I realize that the tin-foil hat crowd is saying I forgot the word “so-called” when discussing Mr. Foster’s suicide. That last link even asserts that the Bush Administration is complicit in covering up “alleged” misdeeds of the Clinton Administration, a charge that on it’s face seems far-fetched. Even Special Investigator Kenneth Starr, the man whose job was to find dirt on the Clintons, declared Mr. Foster’s death a suicide. Don’t you think if the actual evidence had been the least bit credible, Starr would have investigated it more thoroughly?
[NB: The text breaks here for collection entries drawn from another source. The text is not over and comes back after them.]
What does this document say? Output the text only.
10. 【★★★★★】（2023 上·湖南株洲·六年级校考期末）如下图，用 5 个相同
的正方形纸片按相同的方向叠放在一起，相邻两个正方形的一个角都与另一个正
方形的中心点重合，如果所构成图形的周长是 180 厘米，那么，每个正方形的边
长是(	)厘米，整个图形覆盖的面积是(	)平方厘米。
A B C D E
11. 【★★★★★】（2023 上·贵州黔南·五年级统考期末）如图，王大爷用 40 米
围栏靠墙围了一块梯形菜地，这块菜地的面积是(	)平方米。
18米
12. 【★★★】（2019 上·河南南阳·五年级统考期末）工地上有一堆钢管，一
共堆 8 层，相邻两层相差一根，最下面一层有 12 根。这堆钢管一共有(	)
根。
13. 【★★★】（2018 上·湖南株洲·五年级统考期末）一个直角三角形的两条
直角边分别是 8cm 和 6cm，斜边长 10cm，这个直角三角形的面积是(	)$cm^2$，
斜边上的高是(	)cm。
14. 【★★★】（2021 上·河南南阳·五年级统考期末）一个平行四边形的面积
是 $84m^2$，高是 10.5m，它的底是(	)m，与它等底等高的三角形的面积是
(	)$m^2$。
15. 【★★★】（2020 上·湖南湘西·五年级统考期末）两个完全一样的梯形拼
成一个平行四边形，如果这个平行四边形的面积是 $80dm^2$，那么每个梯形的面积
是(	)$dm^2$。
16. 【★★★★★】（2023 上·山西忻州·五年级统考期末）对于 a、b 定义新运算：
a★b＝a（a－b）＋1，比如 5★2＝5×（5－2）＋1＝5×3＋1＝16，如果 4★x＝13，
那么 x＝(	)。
Mr. Foster has been dead over 10 years. The Supreme Court made the right decision, but frankly they have more important things to do than consider decade old crime scene photos. Perhaps the resources wasted here could be better put to use investigating the outing of Valerie Plame. Instead of continually hammering on the death of one man, help these people find out how almost 3,000 people were allowed to die.